These phenomena weaken the building and can cause severe damage. In extreme cases, cracks and displacements may become the reason for elimination from operation, and even lead to the loss of stability of a part or the entire building and, consequently, to its collapse.
Accordingly, in order to protect the building against the effects of tremors, appropriate measures must be taken. Based on the test results and determining the degree of harmfulness of the impact of shocks and vibrations, and based on the data obtained from the damage inventory and static and strength analysis, the appropriate method of securing.
From a construction point of view, when choosing a method of protection, depending on the consequences of dynamic processes and the available technical and economic possibilities, Two courses of action can be considered: or aimed at eliminating the impact of vibrations, or aimed at structural adaptation of the building to work in specific conditions.
In the first case, it should be taken into account:
a) removal of sources causing vibrations and shocks,
b) separating the vibration source from the endangered object by means of appropriate screens or moving the object itself.
If the above recommendations cannot be applied under given conditions, in turn, recourse must be had to weakening the power of dynamic interactions by the structure itself and materials, or to strengthening the structure.
The desirability of removing the source of vibrations and shocks does not require extensive comments. Also the use of insulating screens in the form of sheet piles, barriers from lowered wells, retaining walls or other structures in many cases very effectively protects the structure against dynamic impacts. This procedure ultimately boils down to reducing the active zone of ground vibrations, and thus to increase the stability of the structural system of the building.
The weakening of the power of dynamic impacts on the building is closely related to the prior recognition of dynamic characteristics. The most important factor will be the creation of conditions allowing for the reduction of dynamic forces by damping internal vibrations of the structure, which is possible by increasing the weight of the structure or foundations.

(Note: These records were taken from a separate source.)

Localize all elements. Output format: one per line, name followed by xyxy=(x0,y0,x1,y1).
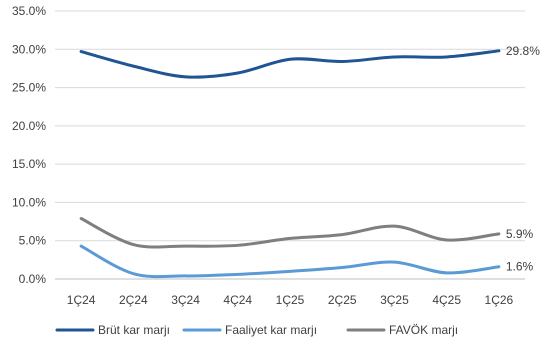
data-point xyxy=(132,65,135,68)
x-tick-label: 1Ç25 xyxy=(276,293,305,307)
x-tick-label: 3Ç24 xyxy=(171,293,200,307)
x-tick-label: 1Ç26 xyxy=(485,293,514,307)
legend-label: Brüt kar marjı xyxy=(98,323,170,337)
data-label-end: 1.6% xyxy=(506,260,534,274)
data-label-end: 29.8% xyxy=(506,44,540,58)
x-tick-label: 4Ç25 xyxy=(432,293,461,307)
x-tick-label: 1Ç24 xyxy=(67,293,96,307)
data-point xyxy=(289,237,292,240)
data-point xyxy=(341,233,344,236)
y-tick-label: 0.0% xyxy=(19,272,47,286)
x-tick-label: 3Ç25 xyxy=(380,293,409,307)
data-point xyxy=(184,75,187,78)
data-point xyxy=(184,245,187,248)
data-point xyxy=(236,244,239,247)
data-point xyxy=(497,49,500,52)
data-point xyxy=(132,243,135,246)
data-label-end: 5.9% xyxy=(506,227,534,241)
data-point xyxy=(497,232,500,235)
data-point xyxy=(341,60,344,63)
data-point xyxy=(393,225,396,228)
y-tick-label: 20.0% xyxy=(12,119,46,133)
data-point xyxy=(236,273,239,276)
data-point xyxy=(289,58,292,61)
data-point xyxy=(497,265,500,268)
series-line-3 xyxy=(79,217,501,249)
y-tick-label: 15.0% xyxy=(12,157,46,171)
x-tick-label: 4Ç24 xyxy=(223,293,252,307)
y-tick-label: 5.0% xyxy=(19,234,47,248)
data-point xyxy=(236,72,239,75)
y-tick-label: 35.0% xyxy=(12,4,46,18)
data-point xyxy=(80,245,83,248)
data-point xyxy=(445,55,448,58)
x-tick-label: 2Ç24 xyxy=(119,293,148,307)
data-point xyxy=(445,238,448,241)
data-point xyxy=(445,271,448,274)
data-point xyxy=(80,217,83,220)
data-point xyxy=(184,274,187,277)
legend-label: Faaliyet kar marjı xyxy=(225,323,317,337)
y-tick-label: 30.0% xyxy=(12,42,46,56)
series-line-1 xyxy=(79,49,501,79)
data-point xyxy=(393,55,396,58)
y-tick-label: 10.0% xyxy=(12,195,46,209)
y-tick-label: 25.0% xyxy=(12,81,46,95)
data-point xyxy=(393,261,396,264)
legend-label: FAVÖK marjı xyxy=(389,323,458,337)
data-point xyxy=(80,50,83,53)
x-tick-label: 2Ç25 xyxy=(328,293,357,307)
data-point xyxy=(341,266,344,269)
data-point xyxy=(132,272,135,275)
series-line-2 xyxy=(79,244,501,279)
data-point xyxy=(289,270,292,273)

Another measure may be the use of damping or vibroinsulating layers, i.e. to absorb shock energy before it reaches the structure (construction). In the construction industry, the problems of damping dynamic forces occur mainly when designing foundations for machines and in this field there are the most effective solutions in the field of means of damping. Similar solutions can be used in the protection of monuments.

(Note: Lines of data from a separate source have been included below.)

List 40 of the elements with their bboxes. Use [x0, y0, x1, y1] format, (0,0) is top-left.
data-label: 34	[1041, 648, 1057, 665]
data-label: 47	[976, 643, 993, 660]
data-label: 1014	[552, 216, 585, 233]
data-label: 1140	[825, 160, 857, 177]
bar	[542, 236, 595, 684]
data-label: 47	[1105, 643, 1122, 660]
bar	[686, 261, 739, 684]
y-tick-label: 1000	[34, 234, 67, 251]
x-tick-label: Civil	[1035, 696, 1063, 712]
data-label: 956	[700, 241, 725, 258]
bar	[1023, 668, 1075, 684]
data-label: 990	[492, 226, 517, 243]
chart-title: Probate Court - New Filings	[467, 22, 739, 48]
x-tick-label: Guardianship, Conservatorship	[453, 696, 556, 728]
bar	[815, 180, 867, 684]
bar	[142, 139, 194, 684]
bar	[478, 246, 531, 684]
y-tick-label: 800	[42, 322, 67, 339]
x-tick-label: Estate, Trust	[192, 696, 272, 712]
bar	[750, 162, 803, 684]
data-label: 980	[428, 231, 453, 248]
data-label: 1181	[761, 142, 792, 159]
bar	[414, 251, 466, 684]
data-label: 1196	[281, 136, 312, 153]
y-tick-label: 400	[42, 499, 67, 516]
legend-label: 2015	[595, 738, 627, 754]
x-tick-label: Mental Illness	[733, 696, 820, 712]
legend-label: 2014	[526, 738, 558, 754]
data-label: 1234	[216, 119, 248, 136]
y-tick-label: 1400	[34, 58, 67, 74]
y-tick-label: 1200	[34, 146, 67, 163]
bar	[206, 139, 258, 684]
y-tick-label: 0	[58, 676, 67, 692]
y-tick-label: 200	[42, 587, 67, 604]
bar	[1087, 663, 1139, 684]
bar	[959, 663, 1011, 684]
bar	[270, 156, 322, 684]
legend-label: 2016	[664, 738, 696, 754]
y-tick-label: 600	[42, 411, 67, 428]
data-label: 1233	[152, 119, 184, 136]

It should be noted, It is very important to know the method of foundation and the type of foundation when protecting buildings against the influence of vibrations from ground movements. generally, the better the soil in terms of static and construction, the more advantageous it is when protecting buildings against tremors. Loose land, porous, not very durable, highly moistened, they favor dynamic destruction. Rocky land, compact ones undergo less shocks and thus are more stable. Therefore, the connection of the above-ground part of the building with the ground plays an important role in securing it. It is very beneficial, when the foundation forms one rigid whole with the ground, therefore, deep foundations increase the stability of the building. In view of the above comments, it becomes understandable, that covering shallowly founded buildings with screens, np. sheet pile driven to the appropriate depth, increases the massiveness of the foundation and creates a more compact and stable system. Similar effects can be achieved by reinforcing the foundations with piles or by compacting the soil under the foundations.